Memory is not context: why ChatGPT forgets (and we don't)
The difference between ChatGPT's "memory" and Memchats' structured memory isn't marketing: it's architecture. Here I explain exactly what each one does and why it matters when you're talking about specific people.
What ChatGPT calls memory
When ChatGPT says "I have memory", it's being both literal and misleading. What it has is a flat list of 40 to 80 facts about you: your profession, your preferences, some anecdotes. It retrieves them at the start of every conversation and stuffs them into the prompt as context. Useful for generic tasks.
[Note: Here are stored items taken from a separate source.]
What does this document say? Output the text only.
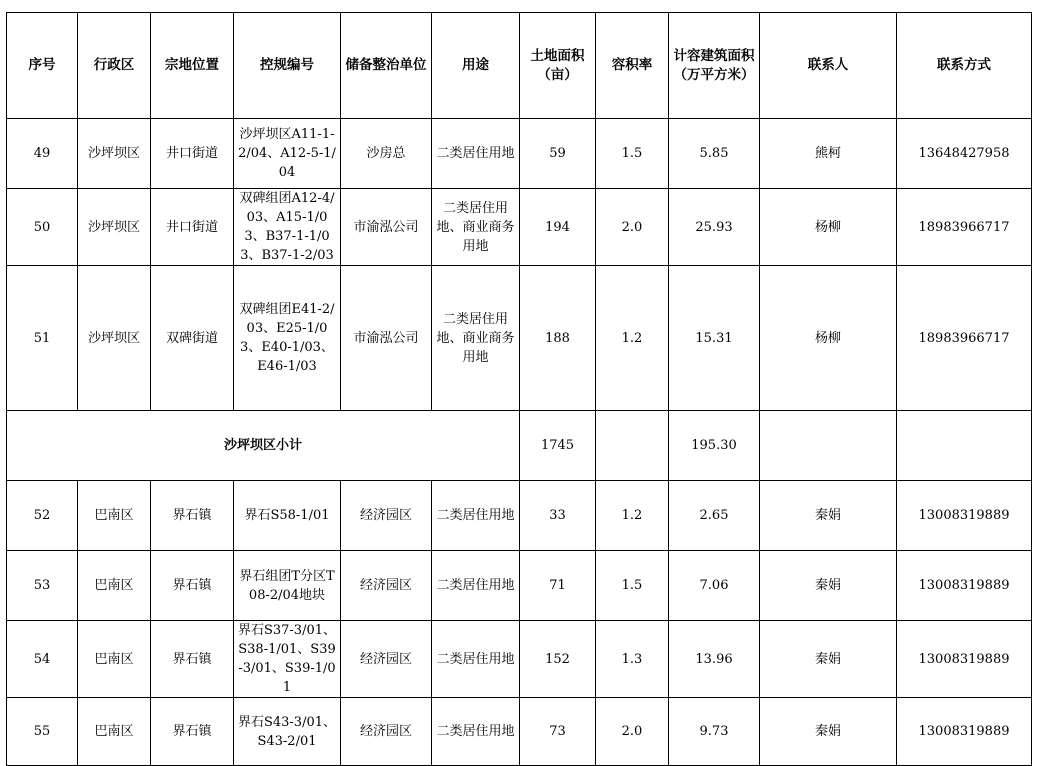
序号	行政区	宗地位置	控规编号	储备整治单位	用途	土地面积（亩）	容积率	计容建筑面积（万平方米）	联系人	联系方式
49	沙坪坝区	井口街道	沙坪坝区A11-1-2/04、A12-5-1/04	沙房总	二类居住用地	59	1.5	5.85	熊柯	13648427958
50	沙坪坝区	井口街道	双碑组团A12-4/03、A15-1/03、B37-1-1/03、B37-1-2/03	市渝泓公司	二类居住用地、商业商务用地	194	2.0	25.93	杨柳	18983966717
51	沙坪坝区	双碑街道	双碑组团E41-2/03、E25-1/03、E40-1/03、E46-1/03	市渝泓公司	二类居住用地、商业商务用地	188	1.2	15.31	杨柳	18983966717
沙坪坝区小计						1745		195.30		
52	巴南区	界石镇	界石S58-1/01	经济园区	二类居住用地	33	1.2	2.65	秦娟	13008319889
53	巴南区	界石镇	界石组团T分区T08-2/04地块	经济园区	二类居住用地	71	1.5	7.06	秦娟	13008319889
54	巴南区	界石镇	界石S37-3/01、S38-1/01、S39-3/01、S39-1/01	经济园区	二类居住用地	152	1.3	13.96	秦娟	13008319889
55	巴南区	界石镇	界石S43-3/01、S43-2/01	经济园区	二类居住用地	73	2.0	9.73	秦娟	13008319889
Useless for managing human relationships.
The problem is that relationships aren't flat facts: they're threads. Your sister María has a history with you. Three years of conversations, emotional peaks, commitments, contradictions, patterns that only show up when you arrange everything on a timeline. If you ask ChatGPT "help me with María", it first has to know who María is. And ChatGPT doesn't.
How Memchats operates
Memchats doesn't operate that way. When you import a chat with María, we build a living profile: stable traits ("avoids family conflict"), timeline events with emotional valence, cross-commitments with date and status, open threads, detected patterns ("every time you mention your father, María changes topic in under 30 seconds"). That profile is persistent, indexed with embeddings, and updated every time you import more messages.
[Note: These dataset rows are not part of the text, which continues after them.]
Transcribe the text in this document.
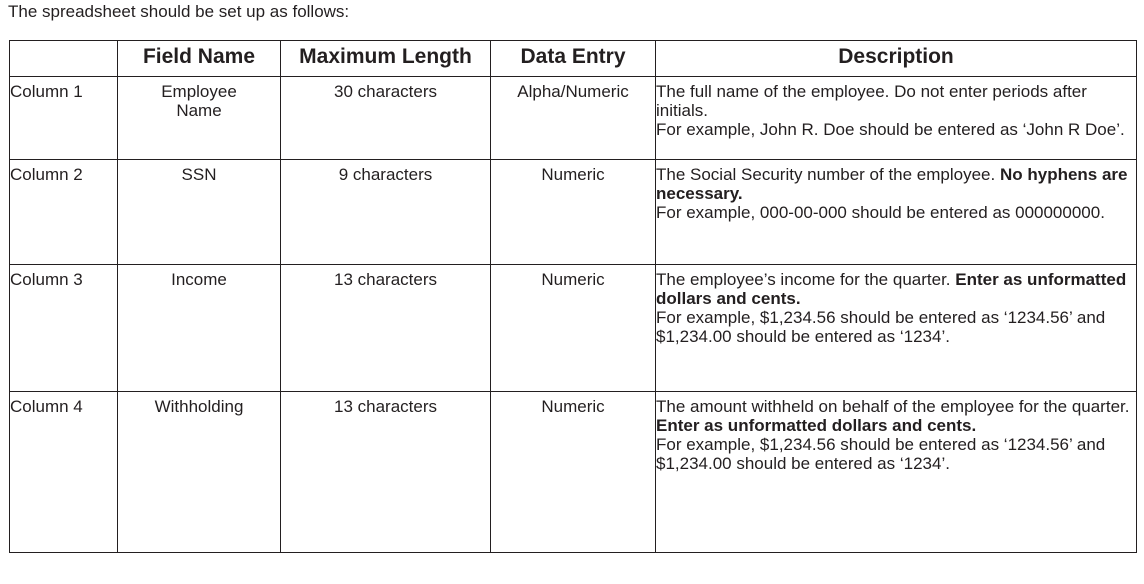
The spreadsheet should be set up as follows:

	Field Name	Maximum Length	Data Entry	Description
Column 1	Employee Name	30 characters	Alpha/Numeric	The full name of the employee. Do not enter periods after initials.
For example, John R. Doe should be entered as ‘John R Doe’.

Column 2	SSN	9 characters	Numeric	The Social Security number of the employee. No hyphens are necessary.
For example, 000-00-000 should be entered as 000000000.

Column 3	Income	13 characters	Numeric	The employee’s income for the quarter. Enter as unformatted dollars and cents.
For example, $1,234.56 should be entered as ‘1234.56’ and $1,234.00 should be entered as ‘1234’.

Column 4	Withholding	13 characters	Numeric	The amount withheld on behalf of the employee for the quarter. Enter as unformatted dollars and cents.
For example, $1,234.56 should be entered as ‘1234.56’ and $1,234.00 should be entered as ‘1234’.
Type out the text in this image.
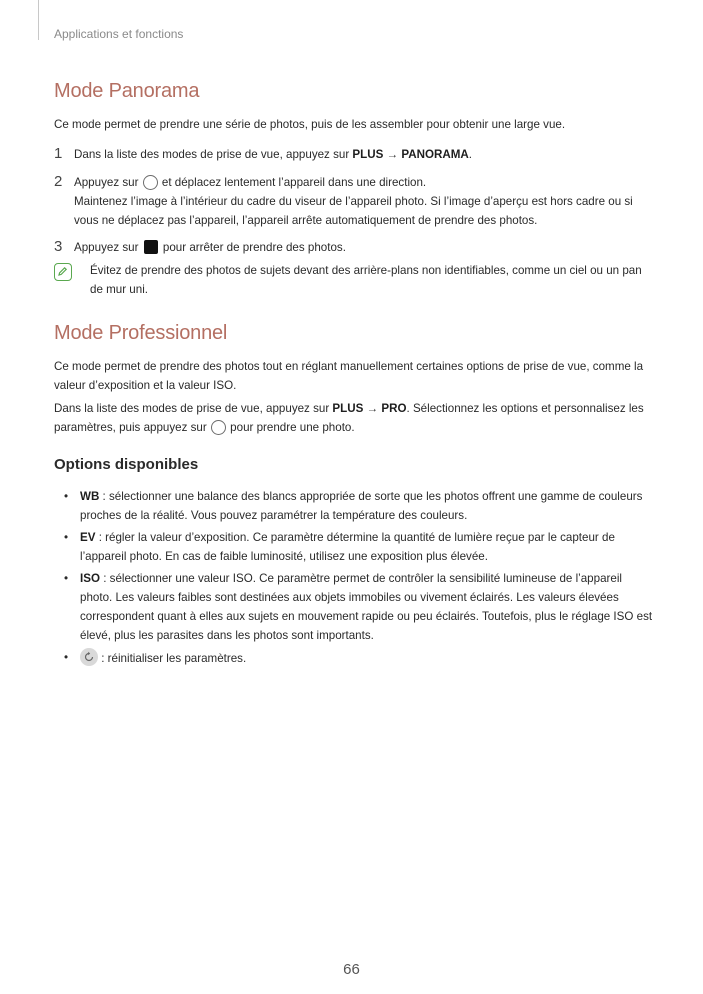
Applications et fonctions
Mode Panorama

Ce mode permet de prendre une série de photos, puis de les assembler pour obtenir une large vue.

1 Dans la liste des modes de prise de vue, appuyez sur PLUS → PANORAMA.
2 Appuyez sur  et déplacez lentement l’appareil dans une direction.

Maintenez l’image à l’intérieur du cadre du viseur de l’appareil photo. Si l’image d’aperçu est hors cadre ou si vous ne déplacez pas l’appareil, l’appareil arrête automatiquement de prendre des photos.

3 Appuyez sur  pour arrêter de prendre des photos.

Évitez de prendre des photos de sujets devant des arrière-plans non identifiables, comme un ciel ou un pan de mur uni.

Mode Professionnel

Ce mode permet de prendre des photos tout en réglant manuellement certaines options de prise de vue, comme la valeur d’exposition et la valeur ISO.

Dans la liste des modes de prise de vue, appuyez sur PLUS → PRO. Sélectionnez les options et personnalisez les paramètres, puis appuyez sur  pour prendre une photo.

Options disponibles
• WB : sélectionner une balance des blancs appropriée de sorte que les photos offrent une gamme de couleurs proches de la réalité. Vous pouvez paramétrer la température des couleurs.
• EV : régler la valeur d’exposition. Ce paramètre détermine la quantité de lumière reçue par le capteur de l’appareil photo. En cas de faible luminosité, utilisez une exposition plus élevée.
• ISO : sélectionner une valeur ISO. Ce paramètre permet de contrôler la sensibilité lumineuse de l’appareil photo. Les valeurs faibles sont destinées aux objets immobiles ou vivement éclairés. Les valeurs élevées correspondent quant à elles aux sujets en mouvement rapide ou peu éclairés. Toutefois, plus le réglage ISO est élevé, plus les parasites dans les photos sont importants.
•	: réinitialiser les paramètres.
66
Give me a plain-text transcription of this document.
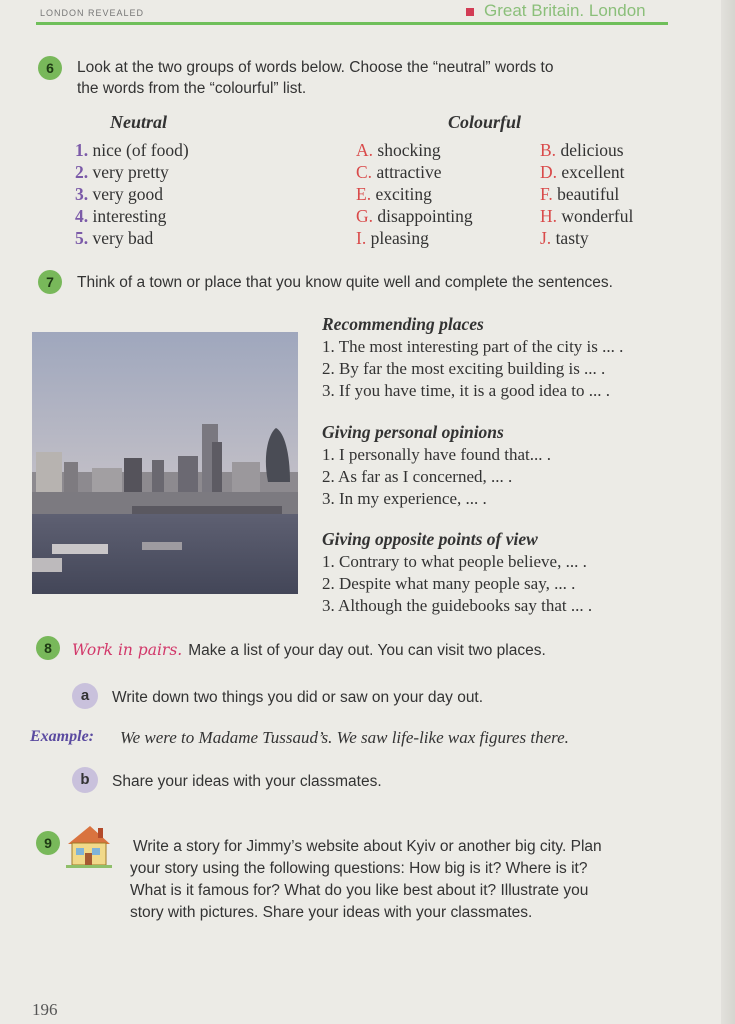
LONDON REVEALED	Great Britain. London
6	Look at the two groups of words below. Choose the “neutral” words to
the words from the “colourful” list.
Neutral	Colourful
1. nice (of food)
2. very pretty
3. very good
4. interesting
5. very bad
A. shocking
C. attractive
E. exciting
G. disappointing
I. pleasing
B. delicious
D. excellent
F. beautiful
H. wonderful
J. tasty
7	Think of a town or place that you know quite well and complete the sentences.
Recommending places
1. The most interesting part of the city is ... .
2. By far the most exciting building is ... .
3. If you have time, it is a good idea to ... .
Giving personal opinions
1. I personally have found that... .
2. As far as I concerned, ... .
3. In my experience, ... .
Giving opposite points of view
1. Contrary to what people believe, ... .
2. Despite what many people say, ... .
3. Although the guidebooks say that ... .
8	Work in pairs. Make a list of your day out. You can visit two places.
a	Write down two things you did or saw on your day out.
Example: We were to Madame Tussaud’s. We saw life-like wax figures there.
b	Share your ideas with your classmates.
9	Write a story for Jimmy’s website about Kyiv or another big city. Plan
your story using the following questions: How big is it? Where is it?
What is it famous for? What do you like best about it? Illustrate you
story with pictures. Share your ideas with your classmates.
196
When you ask an advisor about María, what the LLM receives is not "remember that María exists". It is: the complete profile, the last N relevant messages via semantic search, open commitments, recent timeline. The LLM doesn't "remember": it simply reads a prepared dossier.
Why this difference matters
This difference matters a lot when you're preparing a difficult conversation with your ex, a negotiation with your co-founder, or a call with your mother during your father's cognitive decline. You need historical precision, not general impressions.
The technical phrase is "retrieval-augmented generation with entity-structured memory". The human phrase is "an AI that actually knows who the person is you're talking about, without you having to explain it every time". And that, trust me, is the difference between a useful assistant and one that wastes your time reminding it who is who.